Showing that the inclusion $i : \mathbb{C} \to \mathbb{C}_\infty$ is continuous

Question

I need to show that the inclusion map from the complex plane to the extended complex plane is continuous, where the metric on $\mathbb{C}$ is the usual one and on $\mathbb{C}_\infty$, it's:

$$d(z,w) = \frac{2|z-w|}{\sqrt{1+|z|^2}\sqrt{1+|w|^2}}$$

Since $\infty$ isn't really involved here, this basically boils down to showing that the Euclidean metric and this metric (considered as metrics on $\mathbb{C}$) are equivalent, right?

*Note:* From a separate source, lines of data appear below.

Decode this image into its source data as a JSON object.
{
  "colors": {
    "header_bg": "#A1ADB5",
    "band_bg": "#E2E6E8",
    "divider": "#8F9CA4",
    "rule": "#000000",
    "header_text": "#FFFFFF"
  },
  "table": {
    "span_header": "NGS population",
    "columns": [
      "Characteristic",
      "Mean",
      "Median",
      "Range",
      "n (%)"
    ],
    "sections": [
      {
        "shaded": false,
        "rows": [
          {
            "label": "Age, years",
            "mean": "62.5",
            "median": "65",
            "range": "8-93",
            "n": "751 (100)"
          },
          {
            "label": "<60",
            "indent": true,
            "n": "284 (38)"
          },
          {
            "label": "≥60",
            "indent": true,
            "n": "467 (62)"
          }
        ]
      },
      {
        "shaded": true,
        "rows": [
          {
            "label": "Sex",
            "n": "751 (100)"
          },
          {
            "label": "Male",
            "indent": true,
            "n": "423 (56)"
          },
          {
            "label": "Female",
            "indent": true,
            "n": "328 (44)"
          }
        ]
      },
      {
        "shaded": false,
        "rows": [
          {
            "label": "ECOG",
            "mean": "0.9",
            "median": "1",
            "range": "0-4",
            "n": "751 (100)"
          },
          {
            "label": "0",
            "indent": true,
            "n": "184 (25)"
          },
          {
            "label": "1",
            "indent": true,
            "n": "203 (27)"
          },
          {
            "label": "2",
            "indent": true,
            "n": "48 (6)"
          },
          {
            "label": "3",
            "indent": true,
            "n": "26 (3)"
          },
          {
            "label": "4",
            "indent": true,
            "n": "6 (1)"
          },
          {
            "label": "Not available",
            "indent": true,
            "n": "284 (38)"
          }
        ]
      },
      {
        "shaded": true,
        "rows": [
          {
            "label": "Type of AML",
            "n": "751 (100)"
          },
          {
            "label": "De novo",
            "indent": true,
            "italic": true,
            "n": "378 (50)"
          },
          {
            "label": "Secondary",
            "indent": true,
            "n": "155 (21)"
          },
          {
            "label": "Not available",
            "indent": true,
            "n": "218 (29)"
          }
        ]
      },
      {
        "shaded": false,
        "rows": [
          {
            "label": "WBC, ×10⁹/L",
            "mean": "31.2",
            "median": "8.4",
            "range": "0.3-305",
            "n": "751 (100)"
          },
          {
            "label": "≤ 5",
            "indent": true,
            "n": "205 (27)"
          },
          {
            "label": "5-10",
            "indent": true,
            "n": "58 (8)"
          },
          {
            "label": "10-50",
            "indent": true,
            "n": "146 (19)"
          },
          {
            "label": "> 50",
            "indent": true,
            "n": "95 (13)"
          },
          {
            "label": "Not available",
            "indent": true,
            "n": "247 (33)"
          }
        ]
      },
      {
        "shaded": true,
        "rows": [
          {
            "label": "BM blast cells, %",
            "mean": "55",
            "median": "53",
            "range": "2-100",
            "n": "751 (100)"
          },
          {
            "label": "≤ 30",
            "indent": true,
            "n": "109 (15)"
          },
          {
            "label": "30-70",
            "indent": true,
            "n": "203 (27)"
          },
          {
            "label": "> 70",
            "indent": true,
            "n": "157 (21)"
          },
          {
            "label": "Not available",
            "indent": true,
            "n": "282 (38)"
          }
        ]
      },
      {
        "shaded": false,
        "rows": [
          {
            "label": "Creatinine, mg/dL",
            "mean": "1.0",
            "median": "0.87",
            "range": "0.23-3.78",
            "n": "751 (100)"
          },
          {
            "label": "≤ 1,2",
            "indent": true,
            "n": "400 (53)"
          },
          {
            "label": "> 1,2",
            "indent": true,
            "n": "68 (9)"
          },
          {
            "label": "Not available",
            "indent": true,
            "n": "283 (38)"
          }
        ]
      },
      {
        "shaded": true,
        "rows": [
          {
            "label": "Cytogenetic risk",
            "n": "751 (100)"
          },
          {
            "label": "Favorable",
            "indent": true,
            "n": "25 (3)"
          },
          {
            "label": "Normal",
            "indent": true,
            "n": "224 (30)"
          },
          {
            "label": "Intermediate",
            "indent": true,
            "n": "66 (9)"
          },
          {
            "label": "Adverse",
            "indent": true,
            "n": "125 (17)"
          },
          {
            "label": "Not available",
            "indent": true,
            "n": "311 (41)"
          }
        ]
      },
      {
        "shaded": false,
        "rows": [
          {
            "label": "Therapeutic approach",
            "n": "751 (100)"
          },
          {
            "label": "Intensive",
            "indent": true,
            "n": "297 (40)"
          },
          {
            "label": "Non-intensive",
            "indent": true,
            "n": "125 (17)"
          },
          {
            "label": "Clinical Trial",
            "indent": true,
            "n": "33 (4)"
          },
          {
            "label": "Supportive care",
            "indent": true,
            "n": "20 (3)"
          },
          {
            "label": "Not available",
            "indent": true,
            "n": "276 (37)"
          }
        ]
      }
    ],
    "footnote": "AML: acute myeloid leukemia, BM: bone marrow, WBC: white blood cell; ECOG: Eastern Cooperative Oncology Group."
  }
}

I'm not sure how to do this, since I can't see any way to bound one by the other, really. Any helpful tricks would be appreciated.

Answer 1

Note that the metrics $d$ and $|\cdot - \cdot|$ are not equivalent on $\mathbf C$ (for example because $(n)$ is a Cauchy-sequence in $(\mathbf C, d)$, but not with respect to the Euclidean metric). But this is not needed for $i$ being continuous: We have that $$ d(z,w) \le 2|z-w| $$ as the denominator is $\ge 1$. Therefore $z_n \to z$ in $\mathbf C$ with the Euclidean metric implies $$ d(z_n, z) \le 2|z_n -z| \to 0 $$ that is $i(z_n) \to i(z)$.

Answer 2

You can use the definition of continuity using sequences. Denote by $d_{\operatorname{euc}}(z,w) := |z - w|$ the standard metric on $\mathbb{C}$ and note that for $z,w \in \mathbb{C}$ we have

$$ d(z,w) = \frac{2d_{\operatorname{euc}}(z,w)}{\sqrt{1 + |z|^2}\sqrt{1 + |w|^2}} \leq 2 d_{\operatorname{euc}}(z,w). $$

Thus, if $d_{\operatorname{euc}}(z_n,z) \to 0$ we see that we also have $d(i(z_n), i(z)) = d(z_n, z) \leq 2d_{\operatorname{euc}}(z_n,z) \to 0$ and so $i$ is continuous.